Did you know that Kauai has its own Grand Canyon? Waimea Canyon is ten miles long and 3,000 feet deep (compared to the real Grand Canyon, which is 277 miles long and 6,000 feet deep). "Waimea" is Hawaiian for "reddish water," which refers to the color of the canyon walls and the tint the water takes on as it runs through. To see it, take Waimea Canyon Drive, which leaves right from the small town of Waimea and offers several lookout points where you can stop off and take in bird's-eye views. The road also gives you access to Koke'e State Park, where there are many hikes in and around the canyon.
The Nā Pali Coast is Kauai’s number one attraction -- its dramatic seaside cliffs crown the island’s northern shore. There are many ways to see the coastline, including by boat, kayak, helicopter, and on foot; don’t leave the island without experiencing one of them. Consider this, though: Many people find their way to Ke’e Beach at the end of the road and the beginning of the Nā Pali Coast. It is overcrowded and extremely difficult to find a parking spot. For these reasons, unless you have your heart set on hiking the first two miles of the infamous Kalalau Trail, opt for a boat or helicopter ride.

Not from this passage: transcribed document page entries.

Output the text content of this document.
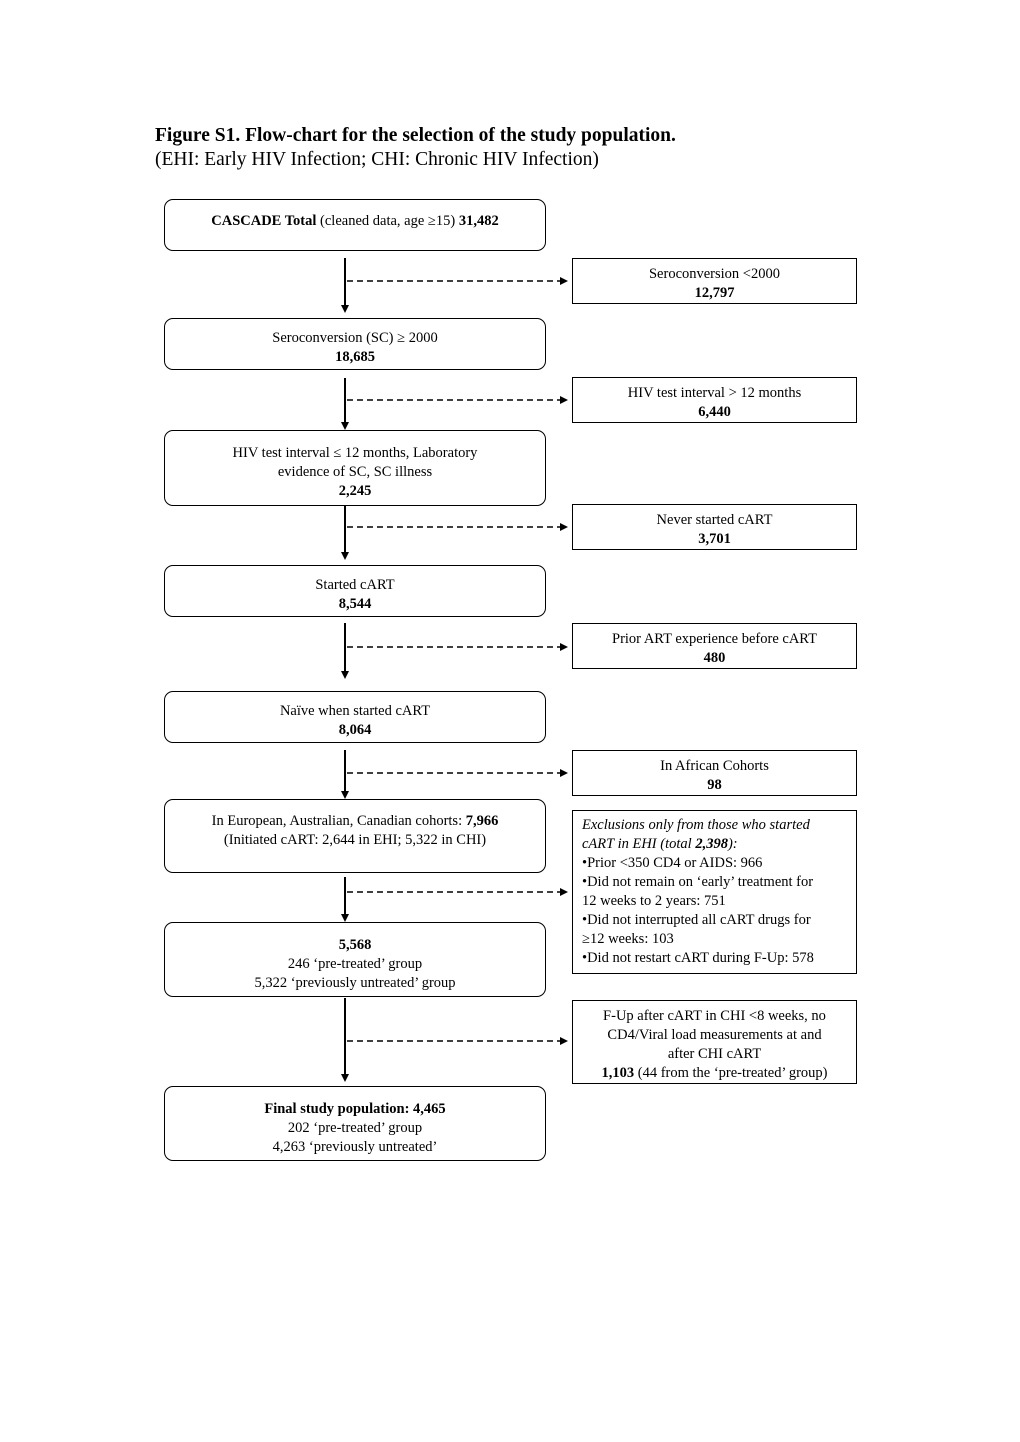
Figure S1. Flow-chart for the selection of the study population.
(EHI: Early HIV Infection; CHI: Chronic HIV Infection)
CASCADE Total (cleaned data, age ≥15) 31,482
Seroconversion (SC) ≥ 2000
18,685
HIV test interval ≤ 12 months, Laboratory
evidence of SC, SC illness
2,245
Started cART
8,544
Naïve when started cART
8,064
In European, Australian, Canadian cohorts: 7,966
(Initiated cART: 2,644 in EHI; 5,322 in CHI)
5,568
246 ‘pre-treated’ group
5,322 ‘previously untreated’ group
Final study population: 4,465
202 ‘pre-treated’ group
4,263 ‘previously untreated’
Seroconversion <2000
12,797
HIV test interval > 12 months
6,440
Never started cART
3,701
Prior ART experience before cART
480
In African Cohorts
98
Exclusions only from those who started
cART in EHI (total 2,398):
•Prior <350 CD4 or AIDS: 966
•Did not remain on ‘early’ treatment for
12 weeks to 2 years: 751
•Did not interrupted all cART drugs for
≥12 weeks: 103
•Did not restart cART during F-Up: 578
F-Up after cART in CHI <8 weeks, no
CD4/Viral load measurements at and
after CHI cART
1,103 (44 from the ‘pre-treated’ group)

Ke Kahua O Kāneiolouma, or the Kāneiolouma Complex, has been undergoing a restoration for more than a decade. So far, researchers have uncovered a thirteen-acre complex that contains habitation, cultivation, sporting, assembly, and religious structures believed to date back to the mid-1400s. Remnants of house sites, fishponds, taro fields, irrigation channels, shrines, and altars have also been found. Near its center is what may be the only intact Makahiki (ancient Hawaiian new year festival) sporting arena in the state. The complex is referred to as a wahi pana, or a storied place.
Currently, the project is fundraising to reconstruct the internal rock walls, rebuild the historic houses, restore the fishponds and taro farms, and integrate the public for viewing, which -- for now -- is restricted to a platform. Still, it is worth a stop to read the information boards on your way to or from Poʻipū Beach, as it is one of the largest ancient discoveries in the entire island chain. You can also stop by the Kauai Museum to learn more from a docent.
Surfing is a must when visiting any of the Hawaiian islands, but especially on Kauai. Hanalei Bay is one of the best places to learn in the whole island chain, thanks to its easy rollers and a relaxing, mountainous backdrop. Try Hawaiian Surfing Adventures for a group or individual lesson.